- Consumer demand for high-deductible health plans (HDHPs) is expected to decline in 2019 as more beneficiaries look for health plans with customized benefits instead, according to a new survey from Oliver Wyman.
Half of consumers surveyed said they would prefer a health plan with more upfront costs and lower out-of-pocket expenses, while only 21 percent said they wanted a plan with higher out-of-pocket costs and lower cost sharing responsibilities.
HDHPs are widely available and may be the only option for many consumers, the researchers believe. Nearly 40 percent of health plan consumers are enrolled in a HDHP, equating to 21 million commercial health plan beneficiaries, AHIP said in 2017.
HDHPs have lost favor with consumers because they don’t provide flexible and customized benefits that address personal wellness while providing optimized healthcare solutions, the Oliver Wyman survey said.
“There is a huge divide when it comes to HDHPs although the exact reason is unclear,” said John Rudoy, Principal at Oliver Wyman and a co-author of the report.
“For many individuals with employer-based insurance, they might be the only option. Those who do have options, may still be driven to HDHPs by the prohibitively high cost of traditional insurance. Or consumers may just not be clear on what they are purchasing until they are locked into a plan. Regardless of the reason, today’s insurance products are out of sync with consumer wishes.”
But costs aren’t the only point of friction for consumers. The report found that health plan consumers experience more frustration when trying to access high-quality healthcare services rather than when managing the cost of healthcare.
Consumers’ most pressing healthcare quality concerns were not directly related to clinical health. Instead, a significant portion of consumers said that a lack of wellness tips and guidance created frustration with healthcare services.

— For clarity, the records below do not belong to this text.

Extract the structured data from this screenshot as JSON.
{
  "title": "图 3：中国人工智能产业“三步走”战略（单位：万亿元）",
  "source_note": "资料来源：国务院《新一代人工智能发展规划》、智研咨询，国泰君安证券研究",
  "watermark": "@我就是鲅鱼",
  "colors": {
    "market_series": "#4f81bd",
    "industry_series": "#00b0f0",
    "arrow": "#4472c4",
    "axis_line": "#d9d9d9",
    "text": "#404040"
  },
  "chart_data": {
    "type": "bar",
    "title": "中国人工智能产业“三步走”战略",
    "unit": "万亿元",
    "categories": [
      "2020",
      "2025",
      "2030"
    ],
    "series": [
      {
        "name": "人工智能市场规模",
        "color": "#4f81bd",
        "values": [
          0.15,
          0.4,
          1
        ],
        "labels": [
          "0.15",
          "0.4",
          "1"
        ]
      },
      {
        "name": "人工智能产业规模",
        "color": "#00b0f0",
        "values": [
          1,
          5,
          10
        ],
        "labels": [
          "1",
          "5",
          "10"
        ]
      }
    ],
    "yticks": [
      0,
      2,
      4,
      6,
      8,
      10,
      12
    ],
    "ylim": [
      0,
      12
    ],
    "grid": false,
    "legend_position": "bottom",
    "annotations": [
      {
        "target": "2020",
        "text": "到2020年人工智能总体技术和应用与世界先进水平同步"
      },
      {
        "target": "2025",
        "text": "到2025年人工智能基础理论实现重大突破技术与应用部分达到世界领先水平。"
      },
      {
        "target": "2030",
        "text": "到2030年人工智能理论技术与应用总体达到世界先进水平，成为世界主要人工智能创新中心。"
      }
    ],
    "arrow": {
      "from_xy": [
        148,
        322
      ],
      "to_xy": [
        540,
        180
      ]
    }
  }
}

Forty-nine percent of consumers said receiving advice on general wellness was a key pain point. Forty-five percent said they wanted provider or expert guidance on how to maintain healthy exercise habits.
“Cost was number five on the list; convenience didn’t come up until number 11,” the team explained.
“Instead, consumers were far more likely to cite frustrations with their core health and wellbeing, and strive to take care of their minds, bodies, and spirits. One in two individuals cited frustration with getting a good night’s sleep. Similar numbers demonstrated frustration about maintaining an exercise routine or good diet, and unhappiness with stress management.”
Consumers are also willing to share personal information with payers and other healthcare stakeholders to receive high-quality and tailored health plan benefits. Sixty-three percent of consumers are willing to share personal health data to ensure they receive high-quality medical care.
However, consumers are skeptical about sharing personal information when payers or other healthcare organizations say they are using members’ personal data to lower healthcare prices. Less than 40 percent of consumers said were willing to share personal health information to receive health services for a cheaper price.
The survey also found that healthcare consumers are beginning to utilize alternative forms of healthcare delivery for personal convenience.
Over a third of consumers that visited a retail clinic instead of a traditional doctor’s office said the experience was an improvement when dealing with smaller healthcare issues. Access to retail clinics was a valuable experience for healthcare consumers regardless of age.
“This is true across all generations — even for baby boomers. Caregivers across all demographics were especially positive about retail clinics; with more than 40 percent saying they preferred a retail clinic experience to a standard office visit,” the team said.
In addition, 35 percent of consumers said they would be comfortable receiving healthcare services through telehealth.
The team said that HDHPs don’t offer the ability to address key consumer satisfaction concerns. Payers trying to tailor benefits to consumers may need to consider new ways to redesign health plan options and to garner trust with beneficiaries.
The survey found that consumers have extremely little trust in their insurers, rating payers a zero on a scale of 0 to 100. Consumers are more likely to place their trust with providers. Eighty percent of consumers said they believe providers work to assist in consumers’ healthcare goals.
“The key lies in understanding the balance consumers perceive between what they already trust, what they might learn to trust, and the incentives – not just in cost and convenience, but in solving pressing concerns health organizations have not addressed,” the team concluded.
“The new health services landscape becomes much more attractive if it provides new benefits for consumers. We need to spend much more time figuring out what those benefits need to be.”